Видя, что толку от разговора не будет, Кормилицын умолк. Коновалов с Разорёновым повспоминали былое. Наконец гости откланялись.

– Другие согласятся расценки понизить? – спросил Саша у деда, когда коляска Разорёнова скрылась вдалеке.

– Не думаю, нужды в этом большой нет, а выгода сомнительная. Соседи не первый год мануфактурным производством занимаются. Люди все опытные и осторожные. Думаю, они сначала посмотрят, что из этого выйдет, а потом уж и решат. Торопится Михаил, хочет всё и сразу. Боится, видимо, что другие его обойдут, вот и спешит прядильную фабрику скорее восстановить. А может ткацкую расширить. Наша фабрика в Бонячках тоже ведь сгорела, аккурат в год твоего рождения, на масляной неделе. Дни нерабочие были, чего полыхнула, так и не поняли. Не застраховал я её тогда. Может и вправду сама, а может и помог кто, до сих пор не знаю. Долго я её восстанавливал, потихоньку, шаг за шагом. Кабы не тот пожар, и у нас бумагопрядильное производство завёл бы уже, но Господь по-другому рассудил. И видишь, не хуже вышло.

– Чего гости предлагали? – спросила Екатерина Ивановна, тихонько вернувшаяся к мужчинам.

– Безделицу какую-то, – ответил Александр Петрович.

Саша живо пересказал маме содержание разговора.

– Как Никанор Алексеевич своё предприятие зятю доверил? Михаил Максимович купец грамотный, но уж очень … своеобразный, – женщина обняла сына и прижала к себе. – Вот Саша у нас умный и серьёзный растёт, такому семейное дело доверить не страшно.

– Кому ещё Никанору было фабрики передать? Две дочки в младенчестве умерли, только Татьяна выросла во здравии. Больше наследников нет. Зять хоть из фабрикантов, пусть и мелких. У нас по этой части забот больше, чем у государя-императора. Тому чего? Преставился ко Господу, а кто после тебя править будет – всё в законе прописано: или старший сын, или младший брат, а уж какой он правитель окажется – это как повезёт. А своё дело абы кому не передашь. Сколько мне ещё отмерено – я проработаю, здоровье бы было. Потом на Ивана всё оставлю, да ты ещё присмотришь, а там и Саша подрастёт. Вот пусть и распоряжается. Толк из тебя, внучок, выйдет, здесь я согласен.

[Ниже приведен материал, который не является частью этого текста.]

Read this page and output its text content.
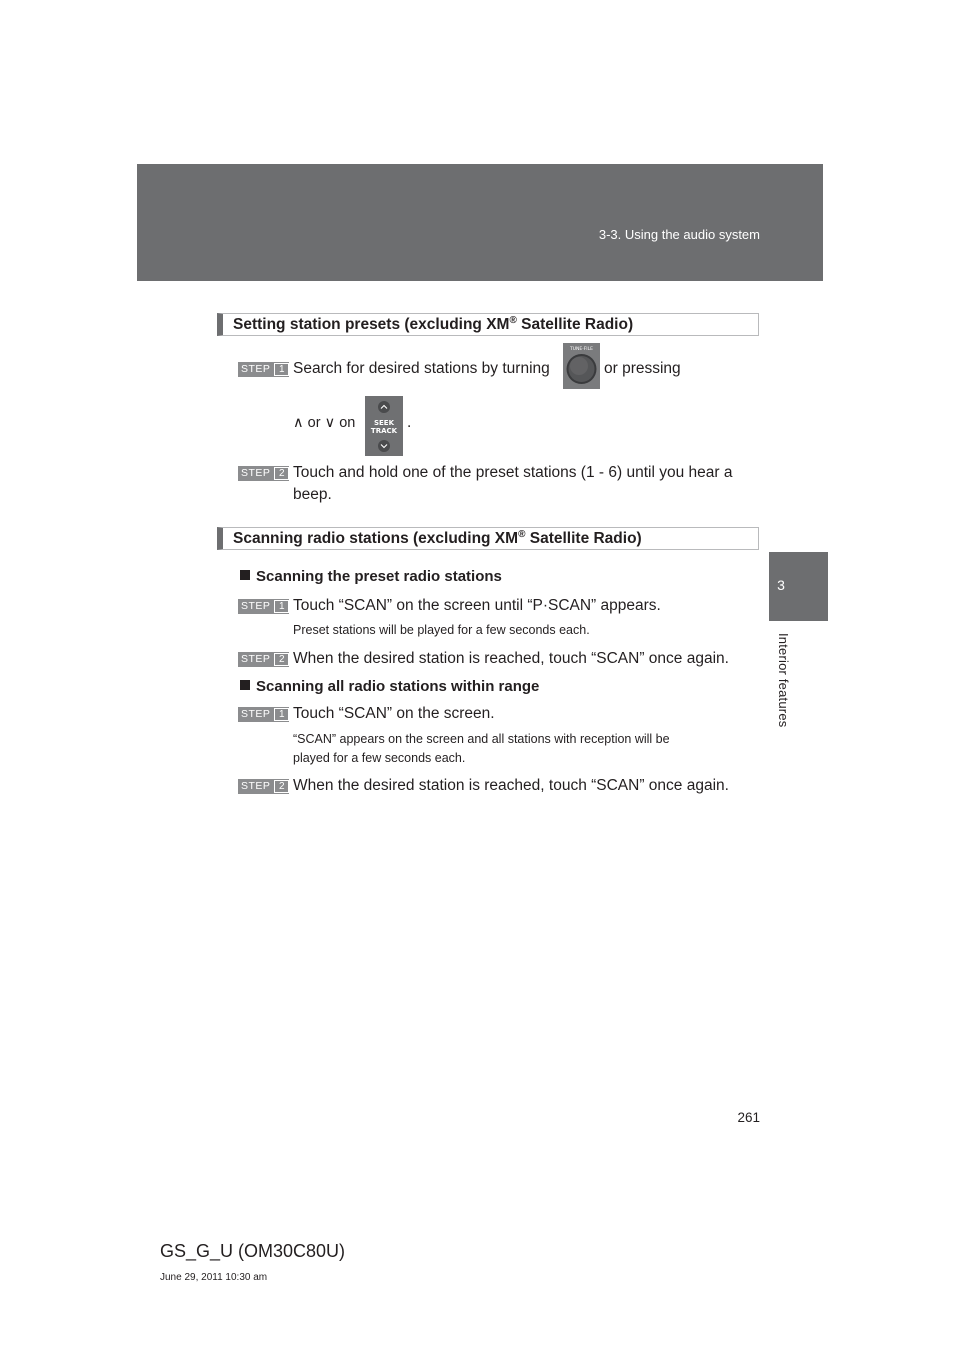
3-3. Using the audio system
3
Interior features
Setting station presets (excluding XM® Satellite Radio)
STEP 1 Search for desired stations by turning
TUNE·FILE
or pressing
∧ or ∨ on	SEEK
TRACK .
STEP 2 Touch and hold one of the preset stations (1 - 6) until you hear a
beep.
Scanning radio stations (excluding XM® Satellite Radio)
Scanning the preset radio stations
STEP 1 Touch “SCAN” on the screen until “P·SCAN” appears.
Preset stations will be played for a few seconds each.
STEP 2 When the desired station is reached, touch “SCAN” once again.
Scanning all radio stations within range
STEP 1 Touch “SCAN” on the screen.
“SCAN” appears on the screen and all stations with reception will be
played for a few seconds each.
STEP 2 When the desired station is reached, touch “SCAN” once again.
261
GS_G_U (OM30C80U)
June 29, 2011 10:30 am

– Ты до ста лет живи, – Саша наклонил голову, чтобы дед не увидел заблестевшие в глазах слёзы.

– Постараюсь, внучок, постараюсь. – Александр Петрович грустно улыбался. – Я и так славно пожил. Как в Псалтыри сказано: «Дней лет наших – семьдесят лет, а при большей крепости – восемьдесят лет, и самая лучшая пора их – труд и болезнь, ибо проходят быстро». Мне семьдесят семь уже. Спасибо Господу, силу телесную и разум пока не отнимает.

– Почему они вам решили такое предложить? – Екатерина Ивановна осторожно увела беседу от грустных тем. – С подобным бы лучше обратиться к … более бережливым.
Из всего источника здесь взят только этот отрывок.